図3は、L5を3.95mmに設定したマルチバンドアンテナ1において、インダクタンス素子のインダクタンスを10〜80nH変化させたときのS11特性図である。
図4は、L5を5.95mmに設定したマルチバンドアンテナ1において、インダクタンス素子のインダクタンスを8〜80nH変化させたときのS11特性図である。

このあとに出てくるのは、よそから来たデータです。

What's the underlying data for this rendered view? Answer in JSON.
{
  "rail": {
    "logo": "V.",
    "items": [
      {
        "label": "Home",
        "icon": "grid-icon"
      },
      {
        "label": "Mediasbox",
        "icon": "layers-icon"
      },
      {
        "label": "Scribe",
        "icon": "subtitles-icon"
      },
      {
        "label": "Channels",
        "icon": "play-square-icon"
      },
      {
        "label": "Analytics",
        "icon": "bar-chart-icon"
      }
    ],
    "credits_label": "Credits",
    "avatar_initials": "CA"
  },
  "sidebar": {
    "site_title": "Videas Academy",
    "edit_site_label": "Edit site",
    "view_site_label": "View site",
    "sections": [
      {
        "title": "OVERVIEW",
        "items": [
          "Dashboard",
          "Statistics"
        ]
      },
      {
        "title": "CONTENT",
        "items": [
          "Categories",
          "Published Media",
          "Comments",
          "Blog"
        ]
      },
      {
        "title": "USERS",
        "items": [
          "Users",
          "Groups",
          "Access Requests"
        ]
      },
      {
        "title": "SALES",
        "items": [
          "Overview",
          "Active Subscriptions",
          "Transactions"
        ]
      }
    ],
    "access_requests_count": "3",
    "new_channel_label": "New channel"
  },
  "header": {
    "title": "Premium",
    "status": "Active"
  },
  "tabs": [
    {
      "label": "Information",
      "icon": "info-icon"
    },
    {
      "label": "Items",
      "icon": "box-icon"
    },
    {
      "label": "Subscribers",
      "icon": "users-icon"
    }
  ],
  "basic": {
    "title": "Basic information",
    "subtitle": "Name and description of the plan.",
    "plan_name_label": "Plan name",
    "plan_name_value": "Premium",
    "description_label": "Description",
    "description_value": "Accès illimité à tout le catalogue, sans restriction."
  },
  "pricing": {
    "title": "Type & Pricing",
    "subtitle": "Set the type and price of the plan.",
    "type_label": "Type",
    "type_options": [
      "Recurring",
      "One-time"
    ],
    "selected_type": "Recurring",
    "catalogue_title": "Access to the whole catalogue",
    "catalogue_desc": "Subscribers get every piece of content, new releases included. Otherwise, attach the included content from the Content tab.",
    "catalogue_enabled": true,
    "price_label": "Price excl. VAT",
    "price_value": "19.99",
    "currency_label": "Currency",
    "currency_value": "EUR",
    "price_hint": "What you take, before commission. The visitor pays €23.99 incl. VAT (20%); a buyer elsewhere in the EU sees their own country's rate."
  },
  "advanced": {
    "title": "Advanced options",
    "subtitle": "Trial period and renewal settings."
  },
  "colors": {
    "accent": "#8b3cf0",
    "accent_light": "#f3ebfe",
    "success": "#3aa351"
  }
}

図5は、L5を10.95mmに設定したマルチバンドアンテナ1において、インダクタンス素子のインダクタンスを6〜100nH変化させたときのS11特性図である。L5は、無給電素子23と放射素子22とが平面視において重複する部分のX軸方向の長さである。
【0051】
図3〜5に示されるように、基本モードの共振周波数が1GHz付近に現れ、2次モードの共振周波数が2GHz付近に現れている。
【0052】
図3の場合、インダクタンス素子のインダクタンスを12〜60nHに設定することによって、元々の基本モードと2次モードのそれぞれの共振周波数を変化させずに、それらの共振周波数以外の周波数帯で新たな共振周波数(以下、「付加共振周波数」という)が付加されている。また、
図3の場合、インダクタンス素子のインダクタンスを12〜40nHに設定することによって、元々の基本モードと2次モードのそれぞれの共振周波数を変化させずに、元々の基本モードと2次モードとの間に新たな共振周波数(以下、「中間共振周波数」という)が付加されている。
【0053】
図4の場合、インダクタンス素子のインダクタンスを10〜60nHに設定することによって、元々の基本モードと2次モードのそれぞれの共振周波数を変化させずに、付加共振周波数が付加されている。また、
図4の場合、インダクタンス素子のインダクタンスを10〜40nHに設定することによって、元々の基本モードと2次モードのそれぞれの共振周波数を変化させずに、中間共振周波数が付加されている。
【0054】
図5の場合、インダクタンス素子のインダクタンスを8〜100nHに設定することによって、元々の基本モードと2次モードのそれぞれの共振周波数を変化させずに、付加共振周波数が付加されている。また、
図5の場合、インダクタンス素子のインダクタンスを8〜30nHに設定することによって、元々の基本モードと2次モードのそれぞれの共振周波数を変化させずに、中間共振周波数が付加されている。
【0055】
このように、インダクタンス素子のインダクタンスを調整することによって、付加共振周波数(又は、中間共振周波数)を制御でき、そのインダクタンスを大きくするにつれて、付加共振周波数(又は、中間共振周波数)を低周波側に順次移動させることができる。
【0056】
以上、マルチバンドアンテナを実施形態例により説明したが、本発明は上記実施形態例に限定されるものではない。他の実施形態例の一部又は全部との組み合わせや置換などの種々の変形及び改良が、本発明の範囲内で可能である。
【0057】
例えば、
図1に例示した給電素子21、放射素子22及び無給電素子23は、直線的に延びる線状導体であるが、曲がった導体部位を含む線状導体でもよい。例えば、L字状の導体部位を含むものでもよいし、メアンダ形状の導体部位を含むものでもよい。また、給電素子21、放射素子22及び無給電素子23は、途中で分岐した導体部位を含む線状導体でもよい。
【0058】
また、給電素子21に、スタブを設けてもよいし、整合回路を設けてもよい。これにより、給電素子21が基板に占める面積を減らすことができる。
【0059】
また、給電素子21が接続される伝送線路は、マイクロストリップラインに限られない。例えば、ストリップライン、グランドプレーン付きコプレーナウェーブガイド(導体面とは反対側の表面にグランドプレーンが配置されたコプレーナウェーブガイド)などが挙げられる。給電素子21と給電点44は、これらの異なる複数の種類の伝送線路を介して接続されてもよい。
【0060】
本国際出願は、2012年12月28日に出願した日本国特許出願第2012−289053号に基づく優先権を主張するものであり、日本国特許出願第2012−289053号の全内容を本国際出願に援用する。